A young mother was left fighting for her life after she contracted a bacterial infection after borrowing a friend’s makeup brush.
Jo Gilchrist, from Warwick, Queensland, will likely spend the rest of her life in a wheelchair after a staph infection attacked her spine.
Gilchrist, 27, was rushed to hospital on Valentine’s Day after a niggling pain in her back grew steadily worse – leaving her writhing in agony.
Speaking to Warwick Daily News, she said: “It got to the point I had to call one of those doctors who come to you because I couldn’t get out of bed.
“I rate the pain worse than childbirth. I literally thought I was going to die.”
Doctors were initially unable to diagnose Gilchrist’s condition, and she went on to lose feeling in parts of her body.

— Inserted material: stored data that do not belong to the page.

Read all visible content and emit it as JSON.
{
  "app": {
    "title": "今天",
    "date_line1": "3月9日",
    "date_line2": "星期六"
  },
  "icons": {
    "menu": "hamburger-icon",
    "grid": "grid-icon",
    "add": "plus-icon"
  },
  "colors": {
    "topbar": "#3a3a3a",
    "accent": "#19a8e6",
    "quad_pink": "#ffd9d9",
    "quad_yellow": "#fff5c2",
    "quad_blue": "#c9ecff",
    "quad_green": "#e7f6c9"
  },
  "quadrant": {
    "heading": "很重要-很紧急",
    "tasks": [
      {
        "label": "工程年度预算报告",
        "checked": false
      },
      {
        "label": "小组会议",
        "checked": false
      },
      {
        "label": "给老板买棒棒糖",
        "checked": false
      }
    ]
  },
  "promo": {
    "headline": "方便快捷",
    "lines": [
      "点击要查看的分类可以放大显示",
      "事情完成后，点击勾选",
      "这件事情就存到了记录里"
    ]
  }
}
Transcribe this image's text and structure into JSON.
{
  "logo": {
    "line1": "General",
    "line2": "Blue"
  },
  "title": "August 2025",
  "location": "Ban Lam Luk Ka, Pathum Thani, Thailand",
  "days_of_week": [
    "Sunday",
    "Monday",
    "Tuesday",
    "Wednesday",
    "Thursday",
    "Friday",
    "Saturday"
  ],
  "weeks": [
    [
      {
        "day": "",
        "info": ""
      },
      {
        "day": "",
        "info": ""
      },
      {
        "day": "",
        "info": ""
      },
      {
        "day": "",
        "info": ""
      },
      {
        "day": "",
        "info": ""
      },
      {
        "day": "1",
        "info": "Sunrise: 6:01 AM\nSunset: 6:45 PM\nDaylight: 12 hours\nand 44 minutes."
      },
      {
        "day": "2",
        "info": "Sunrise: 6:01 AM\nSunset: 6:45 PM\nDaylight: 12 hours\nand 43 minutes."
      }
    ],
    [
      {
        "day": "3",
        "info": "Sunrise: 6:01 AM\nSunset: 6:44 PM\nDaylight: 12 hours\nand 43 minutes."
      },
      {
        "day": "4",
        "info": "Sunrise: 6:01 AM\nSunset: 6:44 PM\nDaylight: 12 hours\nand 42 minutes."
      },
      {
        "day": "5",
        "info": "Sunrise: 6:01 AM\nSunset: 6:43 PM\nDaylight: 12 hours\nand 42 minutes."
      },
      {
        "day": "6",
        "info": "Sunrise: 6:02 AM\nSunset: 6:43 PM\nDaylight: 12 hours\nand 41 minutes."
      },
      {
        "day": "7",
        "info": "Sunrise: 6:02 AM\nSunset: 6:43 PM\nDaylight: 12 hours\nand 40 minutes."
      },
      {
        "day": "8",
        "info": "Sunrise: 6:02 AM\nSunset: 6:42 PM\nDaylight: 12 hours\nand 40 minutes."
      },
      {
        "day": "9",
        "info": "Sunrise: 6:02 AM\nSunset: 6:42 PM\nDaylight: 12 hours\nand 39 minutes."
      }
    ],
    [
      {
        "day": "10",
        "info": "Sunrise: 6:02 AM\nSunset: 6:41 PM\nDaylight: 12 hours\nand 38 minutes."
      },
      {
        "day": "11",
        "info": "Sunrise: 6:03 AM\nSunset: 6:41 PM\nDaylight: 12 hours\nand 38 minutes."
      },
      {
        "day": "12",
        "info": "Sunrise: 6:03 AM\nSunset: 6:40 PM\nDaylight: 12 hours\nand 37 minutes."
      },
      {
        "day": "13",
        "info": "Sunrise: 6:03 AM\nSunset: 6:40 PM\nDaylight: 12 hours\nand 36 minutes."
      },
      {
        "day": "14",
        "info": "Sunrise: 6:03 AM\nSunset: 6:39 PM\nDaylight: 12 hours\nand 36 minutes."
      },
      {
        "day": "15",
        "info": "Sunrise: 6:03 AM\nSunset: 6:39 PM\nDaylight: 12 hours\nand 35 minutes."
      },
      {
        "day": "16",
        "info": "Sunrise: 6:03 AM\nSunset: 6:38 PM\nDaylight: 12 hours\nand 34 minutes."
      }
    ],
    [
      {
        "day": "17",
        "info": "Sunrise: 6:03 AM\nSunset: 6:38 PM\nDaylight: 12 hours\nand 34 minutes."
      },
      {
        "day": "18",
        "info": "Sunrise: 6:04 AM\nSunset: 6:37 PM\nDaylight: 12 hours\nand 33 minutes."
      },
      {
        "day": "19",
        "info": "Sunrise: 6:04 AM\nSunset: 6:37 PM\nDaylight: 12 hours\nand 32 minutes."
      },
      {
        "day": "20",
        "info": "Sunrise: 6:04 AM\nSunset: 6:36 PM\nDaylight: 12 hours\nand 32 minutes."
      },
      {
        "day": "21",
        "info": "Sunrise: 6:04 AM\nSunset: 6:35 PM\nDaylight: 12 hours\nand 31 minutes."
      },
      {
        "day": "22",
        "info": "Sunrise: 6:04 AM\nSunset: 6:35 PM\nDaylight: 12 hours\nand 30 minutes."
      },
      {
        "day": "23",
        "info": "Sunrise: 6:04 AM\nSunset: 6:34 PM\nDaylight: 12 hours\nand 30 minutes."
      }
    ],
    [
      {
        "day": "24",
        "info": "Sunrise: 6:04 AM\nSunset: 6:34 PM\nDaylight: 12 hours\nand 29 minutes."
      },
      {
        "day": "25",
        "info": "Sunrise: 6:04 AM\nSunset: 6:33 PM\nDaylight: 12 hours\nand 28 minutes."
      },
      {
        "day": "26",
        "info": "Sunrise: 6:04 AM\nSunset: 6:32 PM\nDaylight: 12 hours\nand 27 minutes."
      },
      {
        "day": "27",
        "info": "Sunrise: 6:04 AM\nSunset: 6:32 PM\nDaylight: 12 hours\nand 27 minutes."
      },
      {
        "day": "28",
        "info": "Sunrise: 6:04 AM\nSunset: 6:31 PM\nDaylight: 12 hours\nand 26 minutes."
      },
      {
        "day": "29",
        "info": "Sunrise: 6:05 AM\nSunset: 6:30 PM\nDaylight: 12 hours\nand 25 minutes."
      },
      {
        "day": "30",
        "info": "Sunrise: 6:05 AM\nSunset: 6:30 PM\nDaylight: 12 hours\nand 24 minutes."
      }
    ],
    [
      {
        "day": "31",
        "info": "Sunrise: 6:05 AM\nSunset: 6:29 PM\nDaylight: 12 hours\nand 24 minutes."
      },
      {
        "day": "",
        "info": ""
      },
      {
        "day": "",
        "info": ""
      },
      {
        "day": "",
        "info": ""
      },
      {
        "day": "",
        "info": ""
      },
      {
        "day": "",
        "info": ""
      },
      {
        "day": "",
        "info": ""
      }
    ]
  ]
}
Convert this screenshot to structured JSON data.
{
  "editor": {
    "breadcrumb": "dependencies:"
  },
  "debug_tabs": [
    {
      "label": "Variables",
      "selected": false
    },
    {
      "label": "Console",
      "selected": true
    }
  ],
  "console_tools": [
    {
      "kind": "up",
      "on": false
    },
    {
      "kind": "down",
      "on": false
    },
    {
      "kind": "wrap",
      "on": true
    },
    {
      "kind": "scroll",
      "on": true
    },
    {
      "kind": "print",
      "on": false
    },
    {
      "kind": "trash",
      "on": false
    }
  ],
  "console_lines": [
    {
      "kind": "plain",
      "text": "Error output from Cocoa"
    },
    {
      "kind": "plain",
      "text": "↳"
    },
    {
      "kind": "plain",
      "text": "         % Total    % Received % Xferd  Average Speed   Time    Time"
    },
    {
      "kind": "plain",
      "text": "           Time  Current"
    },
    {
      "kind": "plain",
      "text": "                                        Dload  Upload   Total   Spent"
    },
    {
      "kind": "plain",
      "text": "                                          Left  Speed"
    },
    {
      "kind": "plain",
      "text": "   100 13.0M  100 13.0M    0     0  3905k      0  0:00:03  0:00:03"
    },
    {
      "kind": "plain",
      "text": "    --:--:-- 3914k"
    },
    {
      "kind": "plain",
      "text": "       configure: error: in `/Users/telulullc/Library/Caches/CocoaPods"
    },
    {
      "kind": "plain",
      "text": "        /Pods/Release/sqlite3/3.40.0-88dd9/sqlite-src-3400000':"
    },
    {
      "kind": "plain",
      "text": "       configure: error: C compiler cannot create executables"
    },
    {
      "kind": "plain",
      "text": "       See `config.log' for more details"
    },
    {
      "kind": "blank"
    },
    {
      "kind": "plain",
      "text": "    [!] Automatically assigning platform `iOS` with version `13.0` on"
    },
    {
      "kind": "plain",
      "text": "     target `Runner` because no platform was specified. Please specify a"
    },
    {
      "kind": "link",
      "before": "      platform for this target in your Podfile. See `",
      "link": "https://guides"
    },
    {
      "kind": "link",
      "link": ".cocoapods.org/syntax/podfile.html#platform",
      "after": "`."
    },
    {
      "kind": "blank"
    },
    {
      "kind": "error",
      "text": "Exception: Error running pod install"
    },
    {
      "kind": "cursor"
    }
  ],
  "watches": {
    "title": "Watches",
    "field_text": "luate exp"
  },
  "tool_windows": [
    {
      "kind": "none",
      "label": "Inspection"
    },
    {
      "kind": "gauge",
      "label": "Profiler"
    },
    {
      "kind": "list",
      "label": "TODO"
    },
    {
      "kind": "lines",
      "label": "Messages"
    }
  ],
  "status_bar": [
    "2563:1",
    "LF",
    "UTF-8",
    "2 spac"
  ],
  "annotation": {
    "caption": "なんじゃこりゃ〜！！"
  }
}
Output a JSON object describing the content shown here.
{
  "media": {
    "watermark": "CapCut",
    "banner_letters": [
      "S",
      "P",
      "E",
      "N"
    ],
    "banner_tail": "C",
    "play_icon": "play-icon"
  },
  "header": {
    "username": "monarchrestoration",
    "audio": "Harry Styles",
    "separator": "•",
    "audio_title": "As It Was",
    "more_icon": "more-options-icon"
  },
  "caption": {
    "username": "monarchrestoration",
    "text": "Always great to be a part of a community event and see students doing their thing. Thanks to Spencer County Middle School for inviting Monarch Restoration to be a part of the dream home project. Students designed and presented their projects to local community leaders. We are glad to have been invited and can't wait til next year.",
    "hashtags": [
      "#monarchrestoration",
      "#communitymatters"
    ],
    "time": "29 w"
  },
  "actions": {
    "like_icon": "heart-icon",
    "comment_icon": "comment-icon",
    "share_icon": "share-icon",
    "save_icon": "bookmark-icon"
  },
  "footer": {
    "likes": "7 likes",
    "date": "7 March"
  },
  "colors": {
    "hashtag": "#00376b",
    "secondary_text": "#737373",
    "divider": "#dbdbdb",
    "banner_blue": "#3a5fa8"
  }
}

She said: “They told me if it went up my arms and chest I would have to learn to breathe again and it would be my parents’ decision to turn the machines off.”
After the young mother was airlifted from her home to the Princess Alexandra Hospital in Brisbane she underwent emergency surgery.
Upon waking, Jo learned that she had contracted MRSA, and the infection had damaged her spine so badly that she would be confined to a wheelchair for the rest of her life.
The infection was contracted when Gilchrist borrowed her friend’s makeup brush to cover a pimple.
She will still have to spend another three months in the hospital before she is allowed to return home to her two-year-old son Timmy.
Somewhere in the region of one-third of healthy people carry staph bacteria on their skin or in their nose, while drug-resistant strains are known as MRSA.